Moreover by growing and changing into something new, he seems to provide the ultimate therapy for the audience that will have to bid farewell to the place “where everybody knows your name” as the show realized it was time to close its doors. Thus, Frasier’s shocking plot made the perfect segue for a series that was ready to move onto to something more socially relevant since the Clinton era made the ideal setting for Frasier’s Seattle based, upper-crust sitcom that again managed to work in some of the classic blue-collar elements of its previous series with actors Peri Gilpin and John Mahoney (both of whom appear in tiny unrelated roles during this final season).

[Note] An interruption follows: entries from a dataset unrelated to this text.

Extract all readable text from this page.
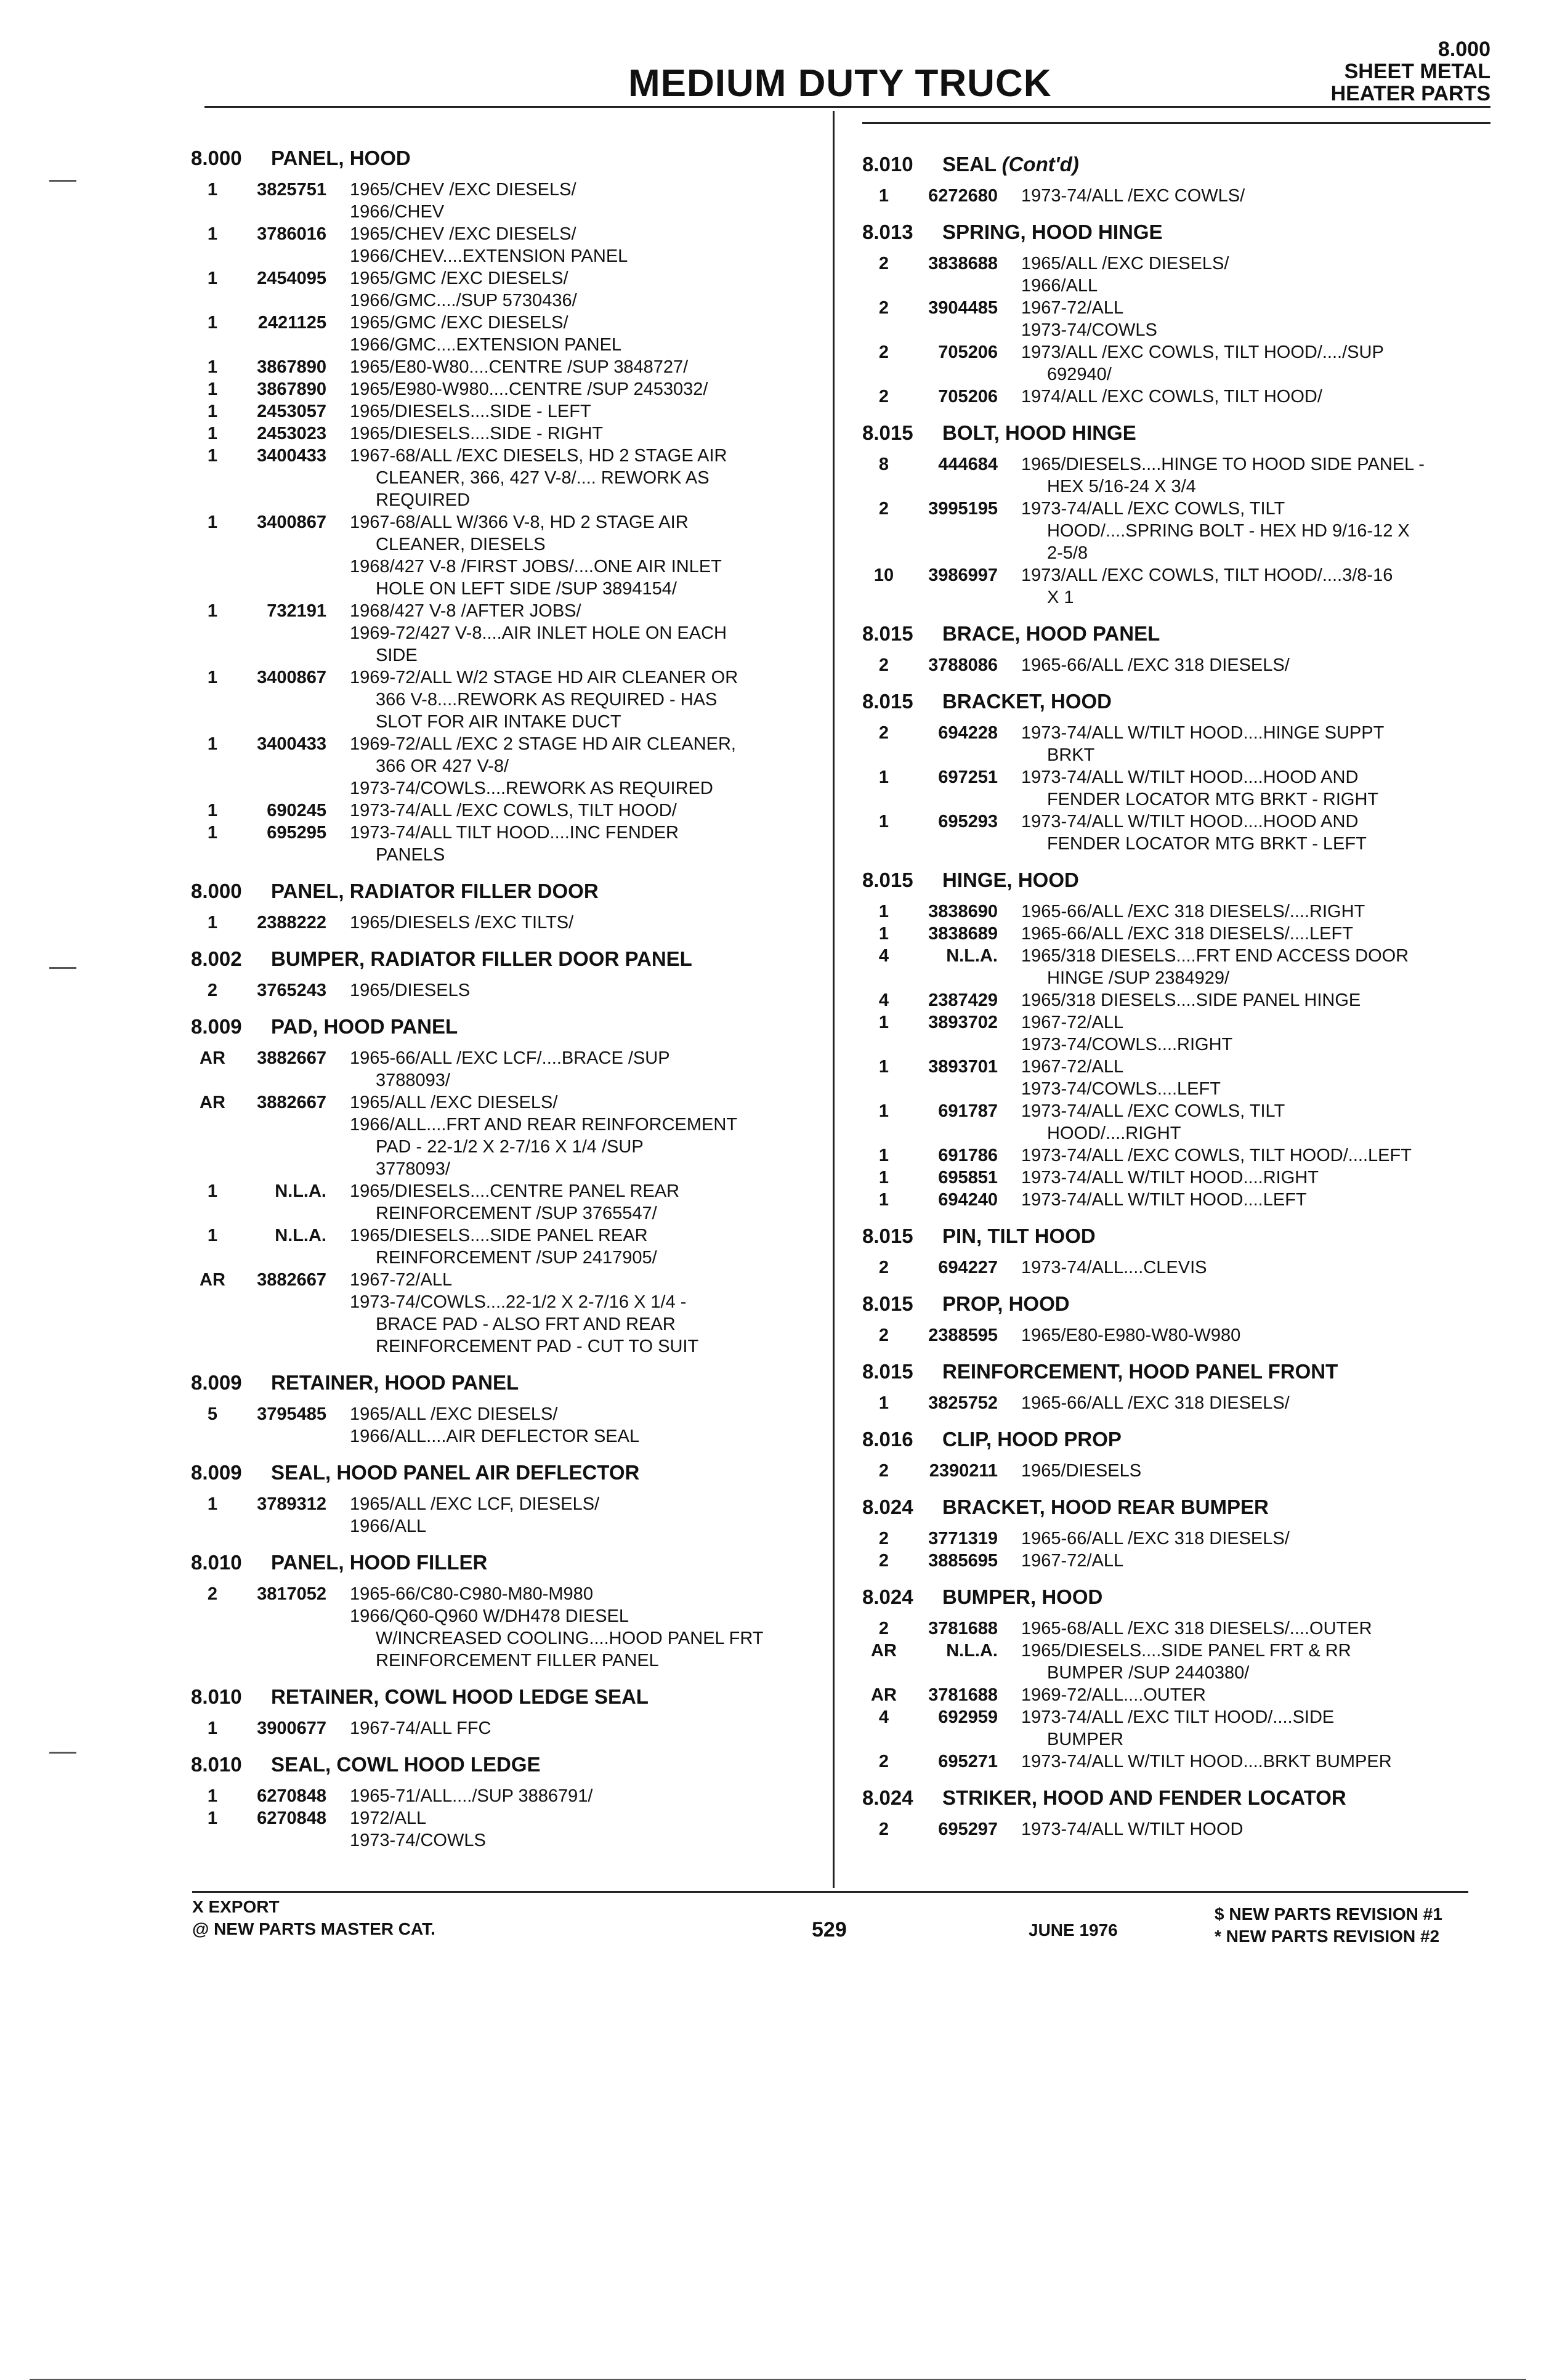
MEDIUM DUTY TRUCK
8.000
SHEET METAL
HEATER PARTS
8.000 PANEL, HOOD
1	3825751	1965/CHEV /EXC DIESELS/
1966/CHEV
1	3786016	1965/CHEV /EXC DIESELS/
1966/CHEV....EXTENSION PANEL
1	2454095	1965/GMC /EXC DIESELS/
1966/GMC..../SUP 5730436/
1	2421125	1965/GMC /EXC DIESELS/
1966/GMC....EXTENSION PANEL
1	3867890	1965/E80-W80....CENTRE /SUP 3848727/
1	3867890	1965/E980-W980....CENTRE /SUP 2453032/
1	2453057	1965/DIESELS....SIDE - LEFT
1	2453023	1965/DIESELS....SIDE - RIGHT
1	3400433	1967-68/ALL /EXC DIESELS, HD 2 STAGE AIR
CLEANER, 366, 427 V-8/.... REWORK AS
REQUIRED
1	3400867	1967-68/ALL W/366 V-8, HD 2 STAGE AIR
CLEANER, DIESELS
1968/427 V-8 /FIRST JOBS/....ONE AIR INLET
HOLE ON LEFT SIDE /SUP 3894154/
1	732191	1968/427 V-8 /AFTER JOBS/
1969-72/427 V-8....AIR INLET HOLE ON EACH
SIDE
1	3400867	1969-72/ALL W/2 STAGE HD AIR CLEANER OR
366 V-8....REWORK AS REQUIRED - HAS
SLOT FOR AIR INTAKE DUCT
1	3400433	1969-72/ALL /EXC 2 STAGE HD AIR CLEANER,
366 OR 427 V-8/
1973-74/COWLS....REWORK AS REQUIRED
1	690245	1973-74/ALL /EXC COWLS, TILT HOOD/
1	695295	1973-74/ALL TILT HOOD....INC FENDER
PANELS
8.000 PANEL, RADIATOR FILLER DOOR
1	2388222	1965/DIESELS /EXC TILTS/
8.002 BUMPER, RADIATOR FILLER DOOR PANEL
2	3765243	1965/DIESELS
8.009 PAD, HOOD PANEL
AR	3882667	1965-66/ALL /EXC LCF/....BRACE /SUP
3788093/
AR	3882667	1965/ALL /EXC DIESELS/
1966/ALL....FRT AND REAR REINFORCEMENT
PAD - 22-1/2 X 2-7/16 X 1/4 /SUP
3778093/
1	N.L.A.	1965/DIESELS....CENTRE PANEL REAR
REINFORCEMENT /SUP 3765547/
1	N.L.A.	1965/DIESELS....SIDE PANEL REAR
REINFORCEMENT /SUP 2417905/
AR	3882667	1967-72/ALL
1973-74/COWLS....22-1/2 X 2-7/16 X 1/4 -
BRACE PAD - ALSO FRT AND REAR
REINFORCEMENT PAD - CUT TO SUIT
8.009 RETAINER, HOOD PANEL
5	3795485	1965/ALL /EXC DIESELS/
1966/ALL....AIR DEFLECTOR SEAL
8.009 SEAL, HOOD PANEL AIR DEFLECTOR
1	3789312	1965/ALL /EXC LCF, DIESELS/
1966/ALL
8.010 PANEL, HOOD FILLER
2	3817052	1965-66/C80-C980-M80-M980
1966/Q60-Q960 W/DH478 DIESEL
W/INCREASED COOLING....HOOD PANEL FRT
REINFORCEMENT FILLER PANEL
8.010 RETAINER, COWL HOOD LEDGE SEAL
1	3900677	1967-74/ALL FFC
8.010 SEAL, COWL HOOD LEDGE
1	6270848	1965-71/ALL..../SUP 3886791/
1	6270848	1972/ALL
1973-74/COWLS
8.010 SEAL (Cont'd)
1	6272680	1973-74/ALL /EXC COWLS/
8.013 SPRING, HOOD HINGE
2	3838688	1965/ALL /EXC DIESELS/
1966/ALL
2	3904485	1967-72/ALL
1973-74/COWLS
2	705206	1973/ALL /EXC COWLS, TILT HOOD/..../SUP
692940/
2	705206	1974/ALL /EXC COWLS, TILT HOOD/
8.015 BOLT, HOOD HINGE
8	444684	1965/DIESELS....HINGE TO HOOD SIDE PANEL -
HEX 5/16-24 X 3/4
2	3995195	1973-74/ALL /EXC COWLS, TILT
HOOD/....SPRING BOLT - HEX HD 9/16-12 X
2-5/8
10	3986997	1973/ALL /EXC COWLS, TILT HOOD/....3/8-16
X 1
8.015 BRACE, HOOD PANEL
2	3788086	1965-66/ALL /EXC 318 DIESELS/
8.015 BRACKET, HOOD
2	694228	1973-74/ALL W/TILT HOOD....HINGE SUPPT
BRKT
1	697251	1973-74/ALL W/TILT HOOD....HOOD AND
FENDER LOCATOR MTG BRKT - RIGHT
1	695293	1973-74/ALL W/TILT HOOD....HOOD AND
FENDER LOCATOR MTG BRKT - LEFT
8.015 HINGE, HOOD
1	3838690	1965-66/ALL /EXC 318 DIESELS/....RIGHT
1	3838689	1965-66/ALL /EXC 318 DIESELS/....LEFT
4	N.L.A.	1965/318 DIESELS....FRT END ACCESS DOOR
HINGE /SUP 2384929/
4	2387429	1965/318 DIESELS....SIDE PANEL HINGE
1	3893702	1967-72/ALL
1973-74/COWLS....RIGHT
1	3893701	1967-72/ALL
1973-74/COWLS....LEFT
1	691787	1973-74/ALL /EXC COWLS, TILT
HOOD/....RIGHT
1	691786	1973-74/ALL /EXC COWLS, TILT HOOD/....LEFT
1	695851	1973-74/ALL W/TILT HOOD....RIGHT
1	694240	1973-74/ALL W/TILT HOOD....LEFT
8.015 PIN, TILT HOOD
2	694227	1973-74/ALL....CLEVIS
8.015 PROP, HOOD
2	2388595	1965/E80-E980-W80-W980
8.015 REINFORCEMENT, HOOD PANEL FRONT
1	3825752	1965-66/ALL /EXC 318 DIESELS/
8.016 CLIP, HOOD PROP
2	2390211	1965/DIESELS
8.024 BRACKET, HOOD REAR BUMPER
2	3771319	1965-66/ALL /EXC 318 DIESELS/
2	3885695	1967-72/ALL
8.024 BUMPER, HOOD
2	3781688	1965-68/ALL /EXC 318 DIESELS/....OUTER
AR	N.L.A.	1965/DIESELS....SIDE PANEL FRT & RR
BUMPER /SUP 2440380/
AR	3781688	1969-72/ALL....OUTER
4	692959	1973-74/ALL /EXC TILT HOOD/....SIDE
BUMPER
2	695271	1973-74/ALL W/TILT HOOD....BRKT BUMPER
8.024 STRIKER, HOOD AND FENDER LOCATOR
2	695297	1973-74/ALL W/TILT HOOD
X EXPORT
@ NEW PARTS MASTER CAT.	529	JUNE 1976
$ NEW PARTS REVISION #1
* NEW PARTS REVISION #2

And I definitely do grant that the final episode does find a few things wrapped up nicely for certain characters as Rebecca marries someone you’d never expect and Woody is elected as a city official. Yet despite that there’s a wonderful twist involving Ted Danson’s character that will no doubt cause one to get a little teary-eyed when he realizes that, in a sense, the ultimate love of his life was none other than Cheers. For in the end it was more than just a bar but rather a show that transcended the art of the sitcom and gave everybody a nice, safe place to escape… at least for thirty minutes every Thursday night.